Introductory Macroeconomics for Policy Analysis

29, 31 October and 4,  8 November, 2019 9:00am – 12:15pm

St Andrews, The Terrace, Wellington

Cost: $500+GST

COURSE OUTLINE

Brief Description

Every day there is something related to macroeconomics in the news. Examples include

  • The NZ Dollar fell against all major currencies overnight
  • The Governor of the Reserve Bank announced higher capital requirements for commercial banks
  • The commercial banks are expected to pass on the recent cut in the OCR
  • The government has announced a revised target for the ratio of debt to GDP
  • There was a further slowdown in productivity in the third quarter.
  • Long term bond rates are now below the 90 day bill rate
  • Inflation remains outside the target band agreed to by the RBNZ
  • The government still expects a budget surplus in the current financial year.

It is not always easy to make sense of all this and sift out what matters from the noise.

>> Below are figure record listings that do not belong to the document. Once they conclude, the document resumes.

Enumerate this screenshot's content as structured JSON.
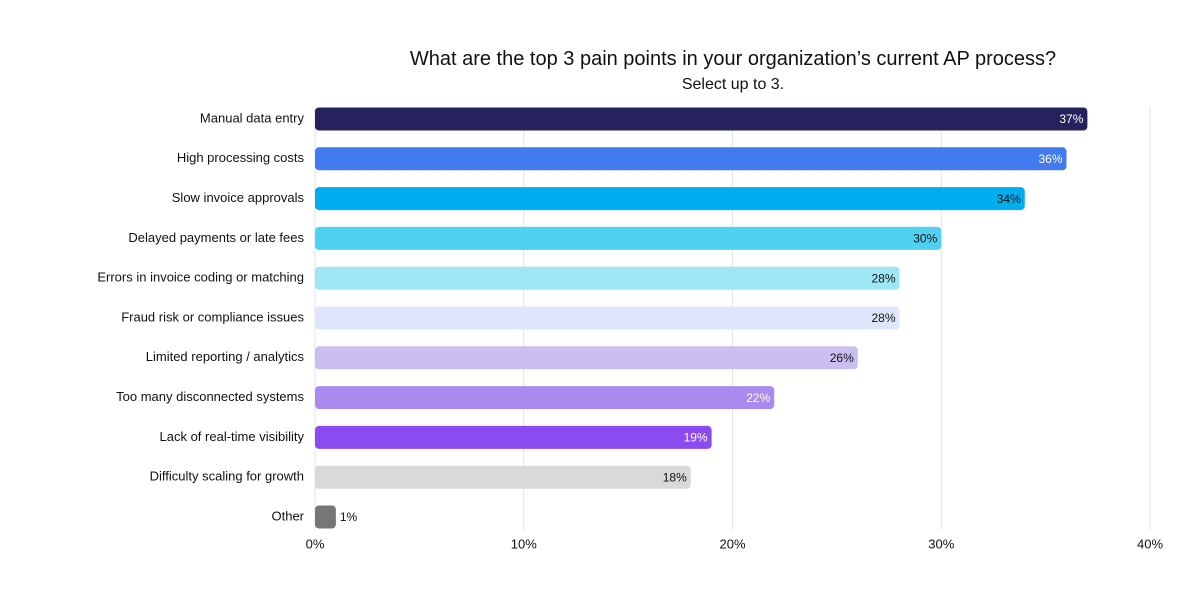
{
  "chart_data": {
    "type": "bar",
    "orientation": "horizontal",
    "title": "What are the top 3 pain points in your organization’s current AP process?",
    "subtitle": "Select up to 3.",
    "categories": [
      "Manual data entry",
      "High processing costs",
      "Slow invoice approvals",
      "Delayed payments or late fees",
      "Errors in invoice coding or matching",
      "Fraud risk or compliance issues",
      "Limited reporting / analytics",
      "Too many disconnected systems",
      "Lack of real-time visibility",
      "Difficulty scaling for growth",
      "Other"
    ],
    "values": [
      37,
      36,
      34,
      30,
      28,
      28,
      26,
      22,
      19,
      18,
      1
    ],
    "value_labels": [
      "37%",
      "36%",
      "34%",
      "30%",
      "28%",
      "28%",
      "26%",
      "22%",
      "19%",
      "18%",
      "1%"
    ],
    "colors": [
      "#25225e",
      "#427bef",
      "#00aeef",
      "#4fd1f2",
      "#9de6f5",
      "#dfe5fb",
      "#cbbff2",
      "#a98bef",
      "#8a4cf0",
      "#d9d9d9",
      "#767676"
    ],
    "label_colors": [
      "#ffffff",
      "#ffffff",
      "#111111",
      "#111111",
      "#111111",
      "#111111",
      "#111111",
      "#ffffff",
      "#ffffff",
      "#111111",
      "#111111"
    ],
    "xlim": [
      0,
      40
    ],
    "xticks": [
      0,
      10,
      20,
      30,
      40
    ],
    "xtick_labels": [
      "0%",
      "10%",
      "20%",
      "30%",
      "40%"
    ],
    "grid": true,
    "xlabel": "",
    "ylabel": ""
  }
}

And to figure out what is related to what, and where there are causal links.

The objective of this short course is to provide participants with a basic appreciation of the principal concepts of macroeconomics with emphasis on their application to public policy analysis.  To do this the course will help participants to understand:

  • the nature of economic aggregates by providing a primer on basic concepts that underpin the macroeconomy;
  • the role of government in (a) providing the statutory framework (eg the Public Finance Act 1989, the Reserve Bank of New Zealand Act 1989) and (b) shaping the decisions of individuals and firms throught its role in savings, investments, tax and welfare and foreign exchange; and
  • the micro foundations of macroeconomics by appreciating that all outcomes in the macroeconomy are the results of decisions taken by households and firms.

On completion of this course participants will:

  • have an understanding of key macroeconomic terms and concepts;
  • be able to relate these to current policy debates; and
  • appreciate how macroeconomic outcomes reflect the microeconomic decisions of firms and households and the role of government in shaping those decisions through policies related to stabilisation, taxes, welfare, trade, savings and investment.